While all these nations built their lives on land
And traded water's world for open air,
The waters still held under heaven's hand
A nation greater than all those who'd dare
To leave—for Actinus, son of bright
Osticthus, ruled the realm of water's flow
With fins of spine and membrane, each so right
For cutting through the current's ceaseless go.
His lung had turned to swim-bladder so light
It filled with gas to make him weightless there,
Suspended in the water day and night
As if the water were his form of air.
And Actinus and fair Andrea Lepis
Laid nine hundred eggs with patient care—
So many futures sown like seeds in this
One season, filling every water there.
His eldest sons were Bichiros the first,
Who kept the ancient body-plan most pure:
His scales like plates of bony stone hard-cursed
In fossil record—scales that would endure.
The bichirs of the deepest African streams
Still carry Bichiros' ancient form today—
They breathe both air and water, feeding on dreams
Of prey in mudflat shallows after day.
Their lobed pectoral fins push through the mud
In flood-season shallows, walking-like,
And when the dry-spell comes and waters flood
Recede, they breathe the air—a living spike
Between the ancient world and the world today,
A living bridge from one age to the next
Who shows that some find better than the way
Of change: the ancient form, forever blessed.
From Bichiros came Chondrosteos great:
The sturgeons in their bony-scuted lines
Who'd grow to massive length in every state
Of river, sea, and lake where water shines.
The sturgeon bears no ordinary scale
But rows of bony scutes along the side,
And searches with barbels that always trail
Along the muddy bottom for his guide
To food concealed beneath the river's floor—
A patient bottom-feeder of great age
Who's outlasted dynasties of yore
And writes his story on the oldest page.
His cousin Paddlos searches too
With paddle-shaped snout sensing what swims near,
Detecting fields of electricity through
The river's depth where prey cannot appear
To hide from those whose senses reach so wide
Beyond the water's murk and cold and deep—
The paddlefish whose ancient family's pride
Is sensing what the clearest eye can't keep.
From these would rise Holosteos' branch
Whose ganoid scales gleam like ancient mail—
The garfish of the river and the ranch
Of southern waters tells the oldest tale
Of those who've lived since dinosaurs have died
And kept the body-plan of ancient time,
The gar that lurks with ambush's deadly pride
Beneath the duckweed and the waterweed's rhyme.
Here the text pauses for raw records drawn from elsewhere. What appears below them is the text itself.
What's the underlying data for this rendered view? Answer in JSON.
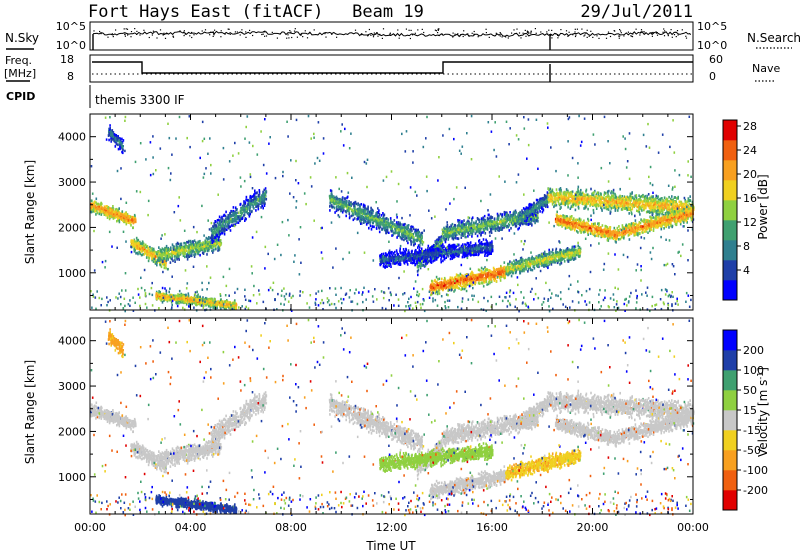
{
  "header": {
    "station": "Fort Hays East (fitACF)",
    "beam": "Beam 19",
    "date": "29/Jul/2011"
  },
  "panel_nsky": {
    "left_label": "N.Sky",
    "right_label": "N.Search",
    "left_ticks": [
      "10^5",
      "10^0"
    ],
    "right_ticks": [
      "10^5",
      "10^0"
    ]
  },
  "panel_freq": {
    "left_label_line1": "Freq.",
    "left_label_line2": "[MHz]",
    "left_ticks": [
      "18",
      "8"
    ],
    "right_label": "Nave",
    "right_ticks": [
      "60",
      "0"
    ]
  },
  "panel_cpid": {
    "label": "CPID",
    "program": "themis 3300 IF"
  },
  "colors": {
    "power": [
      "#0000ff",
      "#1f3fa8",
      "#2f7f8f",
      "#3fa070",
      "#8fd040",
      "#f0d020",
      "#f8a020",
      "#f06010",
      "#e00000"
    ],
    "velocity": [
      "#e00000",
      "#f06010",
      "#f8a020",
      "#f0d020",
      "#c8c8c8",
      "#8fd040",
      "#3fa070",
      "#1f3fa8",
      "#0000ff"
    ]
  },
  "chart_data": [
    {
      "type": "heatmap",
      "title": "",
      "xlabel": "",
      "ylabel": "Slant Range [km]",
      "xlim": [
        0,
        24
      ],
      "ylim": [
        180,
        4500
      ],
      "yticks": [
        1000,
        2000,
        3000,
        4000
      ],
      "colorbar": {
        "label": "Power [dB]",
        "ticks": [
          "4",
          "8",
          "12",
          "16",
          "20",
          "24",
          "28"
        ],
        "range": [
          0,
          30
        ]
      }
    },
    {
      "type": "heatmap",
      "title": "",
      "xlabel": "Time UT",
      "ylabel": "Slant Range [km]",
      "xlim": [
        0,
        24
      ],
      "ylim": [
        180,
        4500
      ],
      "yticks": [
        1000,
        2000,
        3000,
        4000
      ],
      "xticks": [
        "00:00",
        "04:00",
        "08:00",
        "12:00",
        "16:00",
        "20:00",
        "00:00"
      ],
      "colorbar": {
        "label_text": "Velocity [m s",
        "label_exp": "-1",
        "label_close": "]",
        "ticks": [
          "200",
          "100",
          "50",
          "15",
          "-15",
          "-50",
          "-100",
          "-200"
        ],
        "range": [
          -250,
          250
        ]
      }
    }
  ],
  "echo_bands": [
    {
      "t0": 0.0,
      "t1": 1.8,
      "r0": 2520,
      "r1": 2150,
      "w": 190,
      "pwr": 24,
      "vel": 0
    },
    {
      "t0": 1.6,
      "t1": 3.0,
      "r0": 1700,
      "r1": 1250,
      "w": 220,
      "pwr": 22,
      "vel": 0
    },
    {
      "t0": 2.6,
      "t1": 5.2,
      "r0": 1400,
      "r1": 1700,
      "w": 260,
      "pwr": 17,
      "vel": 0
    },
    {
      "t0": 4.8,
      "t1": 7.0,
      "r0": 1900,
      "r1": 2750,
      "w": 300,
      "pwr": 12,
      "vel": 0
    },
    {
      "t0": 2.6,
      "t1": 5.8,
      "r0": 520,
      "r1": 300,
      "w": 140,
      "pwr": 22,
      "vel": 140
    },
    {
      "t0": 0.7,
      "t1": 1.3,
      "r0": 4150,
      "r1": 3800,
      "w": 220,
      "pwr": 10,
      "vel": -60
    },
    {
      "t0": 9.5,
      "t1": 13.2,
      "r0": 2650,
      "r1": 1750,
      "w": 280,
      "pwr": 14,
      "vel": 0
    },
    {
      "t0": 13.0,
      "t1": 14.0,
      "r0": 1200,
      "r1": 1700,
      "w": 260,
      "pwr": 14,
      "vel": 0
    },
    {
      "t0": 14.0,
      "t1": 17.8,
      "r0": 1900,
      "r1": 2300,
      "w": 260,
      "pwr": 15,
      "vel": 0
    },
    {
      "t0": 17.0,
      "t1": 18.2,
      "r0": 2200,
      "r1": 2650,
      "w": 220,
      "pwr": 12,
      "vel": 0
    },
    {
      "t0": 18.2,
      "t1": 24.0,
      "r0": 2700,
      "r1": 2450,
      "w": 300,
      "pwr": 21,
      "vel": 0
    },
    {
      "t0": 18.5,
      "t1": 21.0,
      "r0": 2200,
      "r1": 1850,
      "w": 200,
      "pwr": 25,
      "vel": 0
    },
    {
      "t0": 21.0,
      "t1": 24.0,
      "r0": 1900,
      "r1": 2350,
      "w": 220,
      "pwr": 24,
      "vel": 0
    },
    {
      "t0": 13.5,
      "t1": 16.5,
      "r0": 700,
      "r1": 1050,
      "w": 220,
      "pwr": 26,
      "vel": 0
    },
    {
      "t0": 16.5,
      "t1": 19.5,
      "r0": 1100,
      "r1": 1500,
      "w": 220,
      "pwr": 18,
      "vel": -40
    },
    {
      "t0": 11.5,
      "t1": 16.0,
      "r0": 1300,
      "r1": 1600,
      "w": 220,
      "pwr": 8,
      "vel": 30
    }
  ]
}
The bowfin is another relic true
Of Holosteos' patient ancient line,
Who breathes both gill and lung when waters blue
Turn shallow, warm, and lacking in design
For normal breathing—then he gulps the air
And keeps alive through August's oxygen-thin
And stagnant summer pools beyond compare
In any modern fish's discipline.
But from Actinus' greatest gift would spring
At last the Teleosteos vast—
The total bony fish who'd come to bring
Their numbers to an empire unsurpassed.
Two jaws instead of one—the upper jaw
That could protrude beyond the mouth and reach
For prey with explosive speed, a flaw-
Less feeding mechanism none could teach
Who hadn't learned it through the ancient school
Of trial and error over countless years—
Teleosteos made this innovation's rule
The key to conquering all frontier.
From deep ocean trench to mountain lake,
From tropical reef to arctic sea of ice,
His children filled each niche for feeding's sake
And built their nations at whatever price
Evolution asked of them to pay
In form and function, color, size, and taste:
The salmon running home to die and lay,
The flying fish who leaps from ocean's face,
The anglerfish with glowing lure below,
The seahorse where the father bears the young,
The clownfish in his anemone's glow—
All Actinus' children, every one.
He shows us that the patient staying-in
When others choose to leave can be as wise:
Not every victory requires to win
By leaving—some are greatest where they rise
In numbers past what any land could hold,
In forms past what imagination dreams,
In every water under sun and cold:
The ones who stayed made more than what it seems.
Honor the ray-finned multitudes who fill
The rivers, lakes, and all the ocean's span—
The greatest vertebrate dynasty still,
Whose legacy outshines any other plan.
From Bichiros' ancient plate-scaled dignity
To Teleosteos' empire without end,
The ray-finned fish display to all and free
How staying in the water can transcend
The migrations of the ambitious who
Left water for the land in hopes of more—
For in the water there was always new
And unexplored and vast and ever shore.